‘Five Dances’ succeeds with dance sequences, fails with screenplayPosted on October 3, 2013 | by Laura Wolford
With the success of the “Step Up” series, one might question why more studios aren’t making movies about dance when the art form can be so varied.
Of course, Alan Brown’s “Five Dances” isn’t your average dance movie — it’s not a big-budget film created solely to make money off of talented artists. In that regard, it would seem like “Dances” is a fresh addition to the genre.
But unfortunately, that is not at all the case. The film wants show audiences the struggles of practicing for a show, but not without a heavy dose of melodrama. The film follows Chip (Ryan Steele), a talented young dancer trying to make sense of his place in the world. As he prepares for an upcoming show, his problems feel genuine, but what could have been an interesting character arc is sunk by a poor screenplay.
“Dances” would be more striking if it were made without dialogue. The dancers could certainly tell stories through their performances, and without dialogue, the film could stun audiences with its visuals.
But where the story suffers, the dancing shines through to make you remember the reason why dance is such a beautiful art.
The dynamic arrangements of the film’s five dances are meant to explore Chip’s emotions. Jonah Bokaer illustrates the progression of the story beautifully through his choreography, giving the audience the emotion the dialogue lacks. Because the film showcases contemporary dance, it appears aesthetically different from classical ballet or other styles of more recognizable dance. The rhythm and body placement of each of the dancers, especially Steele’s character, exudes the fluidity of the choreography, making each dance more striking than the last.
While the dancers fail to channel the heart of their characters due to the absence of any believable dialogue, their dance sequences make up for the disappointing narrative. All audiences need to know about the plot of “Dances” can be felt simply by observing the artists in movement.

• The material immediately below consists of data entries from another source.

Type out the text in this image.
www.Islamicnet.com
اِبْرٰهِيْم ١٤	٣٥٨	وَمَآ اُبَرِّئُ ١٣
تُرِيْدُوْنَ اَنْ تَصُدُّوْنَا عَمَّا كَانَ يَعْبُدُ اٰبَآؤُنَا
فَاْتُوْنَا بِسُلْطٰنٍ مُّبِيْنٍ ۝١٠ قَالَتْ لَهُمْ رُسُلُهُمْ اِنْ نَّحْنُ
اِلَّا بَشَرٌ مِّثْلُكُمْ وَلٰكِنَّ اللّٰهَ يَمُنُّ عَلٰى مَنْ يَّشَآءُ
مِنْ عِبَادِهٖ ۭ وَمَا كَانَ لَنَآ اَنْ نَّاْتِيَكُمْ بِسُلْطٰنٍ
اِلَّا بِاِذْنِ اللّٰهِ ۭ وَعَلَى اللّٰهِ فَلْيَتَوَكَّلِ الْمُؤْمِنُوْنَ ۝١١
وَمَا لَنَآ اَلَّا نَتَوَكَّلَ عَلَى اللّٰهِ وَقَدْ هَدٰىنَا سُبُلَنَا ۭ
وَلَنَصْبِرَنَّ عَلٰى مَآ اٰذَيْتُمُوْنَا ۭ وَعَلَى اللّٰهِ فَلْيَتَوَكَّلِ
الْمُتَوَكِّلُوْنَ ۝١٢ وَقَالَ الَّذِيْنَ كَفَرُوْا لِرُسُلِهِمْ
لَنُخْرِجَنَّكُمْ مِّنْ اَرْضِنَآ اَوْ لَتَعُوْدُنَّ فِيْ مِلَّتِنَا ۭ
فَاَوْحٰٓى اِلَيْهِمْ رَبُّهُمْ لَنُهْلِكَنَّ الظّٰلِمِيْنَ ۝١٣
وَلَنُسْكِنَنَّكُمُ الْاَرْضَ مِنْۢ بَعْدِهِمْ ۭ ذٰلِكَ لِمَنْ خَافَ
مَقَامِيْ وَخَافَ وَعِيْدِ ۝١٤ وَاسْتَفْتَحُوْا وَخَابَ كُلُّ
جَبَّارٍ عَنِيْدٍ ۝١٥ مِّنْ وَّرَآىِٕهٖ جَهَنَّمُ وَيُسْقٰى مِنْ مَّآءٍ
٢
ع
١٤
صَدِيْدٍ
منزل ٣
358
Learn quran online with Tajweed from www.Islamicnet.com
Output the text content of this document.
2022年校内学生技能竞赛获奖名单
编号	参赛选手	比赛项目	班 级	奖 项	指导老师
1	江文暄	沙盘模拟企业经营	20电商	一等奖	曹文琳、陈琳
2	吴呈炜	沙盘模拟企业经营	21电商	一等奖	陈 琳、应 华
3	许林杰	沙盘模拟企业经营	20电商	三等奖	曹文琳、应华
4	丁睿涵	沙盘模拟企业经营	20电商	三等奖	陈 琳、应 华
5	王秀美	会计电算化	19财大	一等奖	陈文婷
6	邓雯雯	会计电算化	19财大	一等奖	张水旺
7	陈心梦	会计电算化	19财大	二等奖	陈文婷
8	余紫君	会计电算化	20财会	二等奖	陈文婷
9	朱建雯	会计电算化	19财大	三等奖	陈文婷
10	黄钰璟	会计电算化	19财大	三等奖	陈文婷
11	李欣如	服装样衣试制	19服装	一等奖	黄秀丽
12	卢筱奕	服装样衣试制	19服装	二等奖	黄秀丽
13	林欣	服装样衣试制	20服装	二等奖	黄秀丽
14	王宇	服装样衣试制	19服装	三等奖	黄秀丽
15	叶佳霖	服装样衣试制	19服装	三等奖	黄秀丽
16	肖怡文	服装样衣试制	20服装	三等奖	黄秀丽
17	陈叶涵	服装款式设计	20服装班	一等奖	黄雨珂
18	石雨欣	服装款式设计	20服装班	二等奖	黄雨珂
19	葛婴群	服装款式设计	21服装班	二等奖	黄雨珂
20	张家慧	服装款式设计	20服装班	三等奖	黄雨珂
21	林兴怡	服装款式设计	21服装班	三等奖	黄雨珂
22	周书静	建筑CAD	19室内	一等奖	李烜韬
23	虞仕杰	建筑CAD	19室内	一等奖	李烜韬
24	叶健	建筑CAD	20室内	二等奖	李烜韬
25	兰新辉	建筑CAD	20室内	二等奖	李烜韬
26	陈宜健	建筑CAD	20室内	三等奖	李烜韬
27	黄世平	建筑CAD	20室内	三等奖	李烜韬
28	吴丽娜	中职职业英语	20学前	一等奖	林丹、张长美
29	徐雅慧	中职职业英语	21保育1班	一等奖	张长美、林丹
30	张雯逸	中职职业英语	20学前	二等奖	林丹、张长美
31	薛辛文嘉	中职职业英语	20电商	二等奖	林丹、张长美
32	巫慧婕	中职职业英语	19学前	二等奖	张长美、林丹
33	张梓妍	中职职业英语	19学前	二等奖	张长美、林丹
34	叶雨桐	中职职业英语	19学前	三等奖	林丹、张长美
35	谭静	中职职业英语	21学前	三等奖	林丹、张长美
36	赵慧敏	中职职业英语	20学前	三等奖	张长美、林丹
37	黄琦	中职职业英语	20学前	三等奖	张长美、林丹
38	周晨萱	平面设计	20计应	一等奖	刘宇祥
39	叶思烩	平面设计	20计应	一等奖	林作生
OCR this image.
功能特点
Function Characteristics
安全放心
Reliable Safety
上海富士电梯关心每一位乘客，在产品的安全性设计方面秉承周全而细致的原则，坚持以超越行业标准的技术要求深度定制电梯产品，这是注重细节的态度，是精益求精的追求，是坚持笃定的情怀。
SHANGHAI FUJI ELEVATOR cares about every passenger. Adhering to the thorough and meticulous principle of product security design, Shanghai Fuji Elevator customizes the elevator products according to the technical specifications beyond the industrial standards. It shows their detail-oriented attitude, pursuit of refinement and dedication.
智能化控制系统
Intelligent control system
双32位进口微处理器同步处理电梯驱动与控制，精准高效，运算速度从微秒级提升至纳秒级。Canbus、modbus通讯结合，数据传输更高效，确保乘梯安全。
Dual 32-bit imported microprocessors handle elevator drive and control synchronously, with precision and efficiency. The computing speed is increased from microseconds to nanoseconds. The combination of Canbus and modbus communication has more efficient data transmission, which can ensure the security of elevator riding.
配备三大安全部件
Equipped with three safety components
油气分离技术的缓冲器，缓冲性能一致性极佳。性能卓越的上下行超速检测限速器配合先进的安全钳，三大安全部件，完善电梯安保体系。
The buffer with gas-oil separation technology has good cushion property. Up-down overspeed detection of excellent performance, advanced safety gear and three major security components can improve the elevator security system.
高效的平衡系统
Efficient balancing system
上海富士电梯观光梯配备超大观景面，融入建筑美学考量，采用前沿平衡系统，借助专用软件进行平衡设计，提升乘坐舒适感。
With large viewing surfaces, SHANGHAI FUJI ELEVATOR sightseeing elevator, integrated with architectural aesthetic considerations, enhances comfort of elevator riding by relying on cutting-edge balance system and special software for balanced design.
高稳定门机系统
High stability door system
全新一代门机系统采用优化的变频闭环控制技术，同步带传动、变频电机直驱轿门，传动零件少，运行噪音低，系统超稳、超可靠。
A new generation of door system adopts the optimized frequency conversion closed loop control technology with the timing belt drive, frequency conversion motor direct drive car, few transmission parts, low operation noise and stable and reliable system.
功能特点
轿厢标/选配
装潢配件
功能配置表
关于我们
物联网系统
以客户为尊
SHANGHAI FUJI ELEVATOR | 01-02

Still, however, the mediocre screenplay lessens the impact of the film, and it makes a genuine case for why studios should start making better dance films where the dialogue and characters are not secondary to the performances. Dance is perfectly suited to film because of its emphasis on movement. But while “Five Dances” makes strides towards bettering the genre, its impact could have been all the more impressive had the film only focused on the art form itself.